Most large retailers now possess an immense amount of data regarding their customers, certainly all they need to create personalized offers and other marketing messages. And several research studies have shown that most consumers want to receive communications from companies that are personalized and contextually relevant.
But there is also a very thin line between personalized marketing communications that are highly effective, and those that consumers find intrusive. For example, when CEB recently asked a panel of nearly 400 consumers how “online ads that use details about what I have done” make them feel, almost three quarters (73%) of the responses were negative, and almost half (49%) used synonyms for “creepy.”
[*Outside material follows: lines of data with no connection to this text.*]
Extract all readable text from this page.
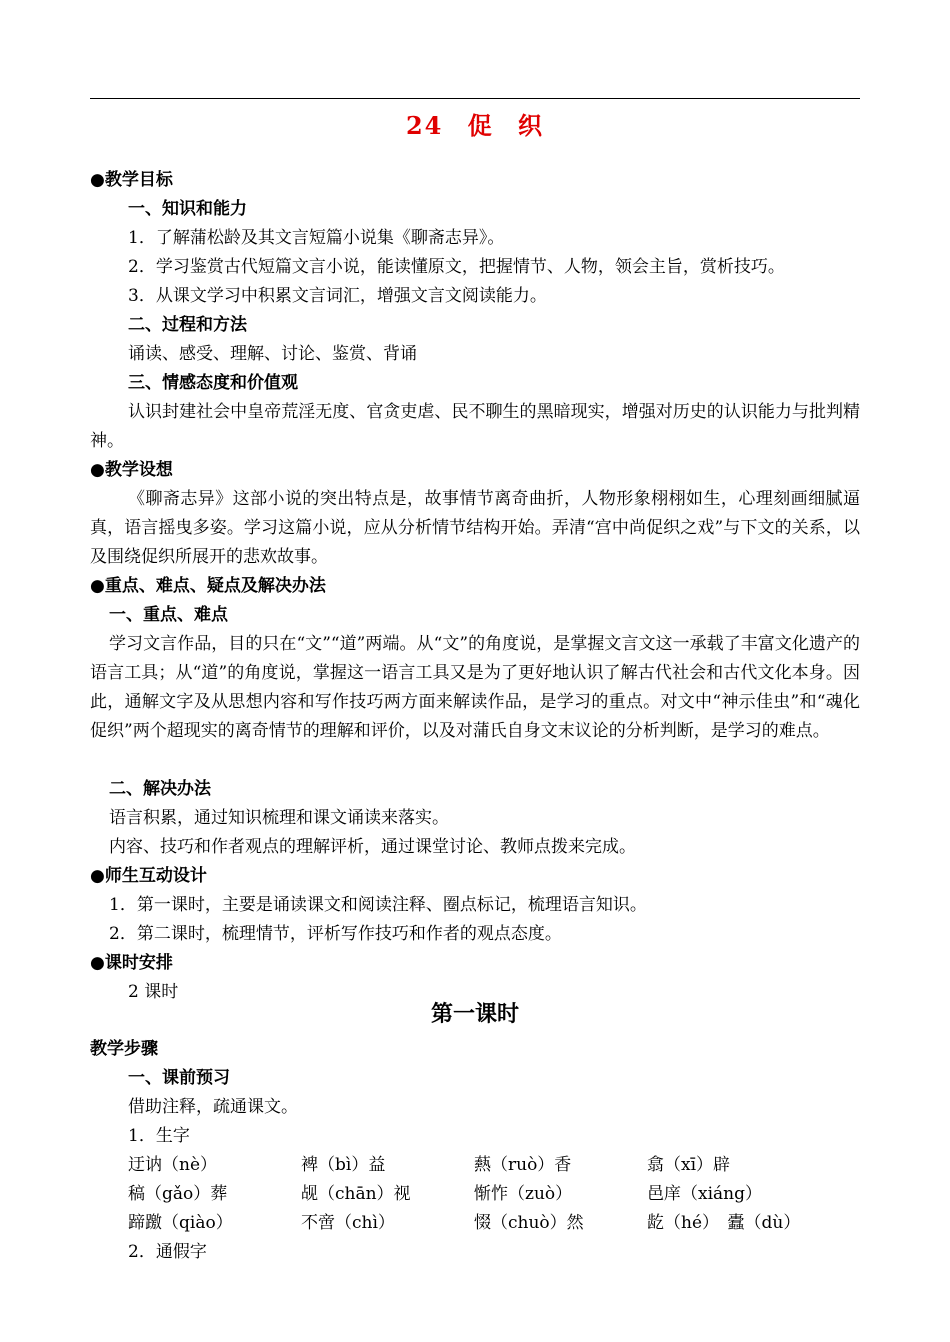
24 促 织
●教学目标
一、知识和能力
1．了解蒲松龄及其文言短篇小说集《聊斋志异》。
2．学习鉴赏古代短篇文言小说，能读懂原文，把握情节、人物，领会主旨，赏析技巧。
3．从课文学习中积累文言词汇，增强文言文阅读能力。
二、过程和方法
诵读、感受、理解、讨论、鉴赏、背诵
三、情感态度和价值观
认识封建社会中皇帝荒淫无度、官贪吏虐、民不聊生的黑暗现实，增强对历史的认识能力与批判精神。
●教学设想
《聊斋志异》这部小说的突出特点是，故事情节离奇曲折，人物形象栩栩如生，心理刻画细腻逼真，语言摇曳多姿。学习这篇小说，应从分析情节结构开始。弄清“宫中尚促织之戏”与下文的关系，以及围绕促织所展开的悲欢故事。
●重点、难点、疑点及解决办法
一、重点、难点
学习文言作品，目的只在“文”“道”两端。从“文”的角度说，是掌握文言文这一承载了丰富文化遗产的语言工具；从“道”的角度说，掌握这一语言工具又是为了更好地认识了解古代社会和古代文化本身。因此，通解文字及从思想内容和写作技巧两方面来解读作品，是学习的重点。对文中“神示佳虫”和“魂化促织”两个超现实的离奇情节的理解和评价，以及对蒲氏自身文末议论的分析判断，是学习的难点。
二、解决办法
语言积累，通过知识梳理和课文诵读来落实。
内容、技巧和作者观点的理解评析，通过课堂讨论、教师点拨来完成。
●师生互动设计
1．第一课时，主要是诵读课文和阅读注释、圈点标记，梳理语言知识。
2．第二课时，梳理情节，评析写作技巧和作者的观点态度。
●课时安排
2 课时
第一课时
教学步骤
一、课前预习
借助注释，疏通课文。
1．生字
迂讷（nè）	裨（bì）益	爇（ruò）香	翕（xī）辟
稿（gǎo）葬	觇（chān）视	惭怍（zuò）	邑庠（xiáng）
蹄躈（qiào）	不啻（chì）	惙（chuò）然	龁（hé）　蠹（dù）
2．通假字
So retailers are facing what could be called a personalization-privacy conundrum. They want to use personalized communications to improve the customer experience, but they must avoid crossing that nearly invisible line that separates effective personalization from what is perceived to be an invasion of privacy.
A recent report by Capgemini Consulting examines the personalization-privacy conundrum and seeks to identify how retailers can strike the right balance between personalization and privacy. Privacy Please: Why Retailers Need to Rethink Personalization is based on an analysis of more than 220,000 social media conversations relating to 65 for the largest global retailers. The objective of this analysis was to assess customer sentiment on the themes of personalization and privacy for retailers.
Capgemini’s research found that 80% of all consumer sentiment on personalization is positive, but that 93% of all consumer sentiment is negative when it comes to retailers’ privacy initiatives. More specifically, Capgemini found that only 14% of the retailers analyzed enjoyed positive consumer sentiment on both personalization and privacy. Nearly 29% of the retailers scored badly on both personalization and privacy, and 57% of the retailers enjoyed positive sentiment on personalization, but received bad grades on privacy.
Capgemini’s analysis found no significant customer sentiment differences between online and traditional retailers, or between large retailers and smaller companies.
The report argues that the retailers who are successfully addressing the personalization-privacy conundrum excel in three areas:
- The use personalization initiatives that offer tangible value, while giving customers control over their data.
- The treat technology as a means to drive customer satisfaction, rather than just as an enabler.
- The have solid data management practices in place, and they proactively communicate those practices to their customers.
The Capgemini report provides several important insights regarding how retailers can address the inevitable tension that exists between personalization and privacy. If you’re a retail marketer, reading this report would be well worth your time.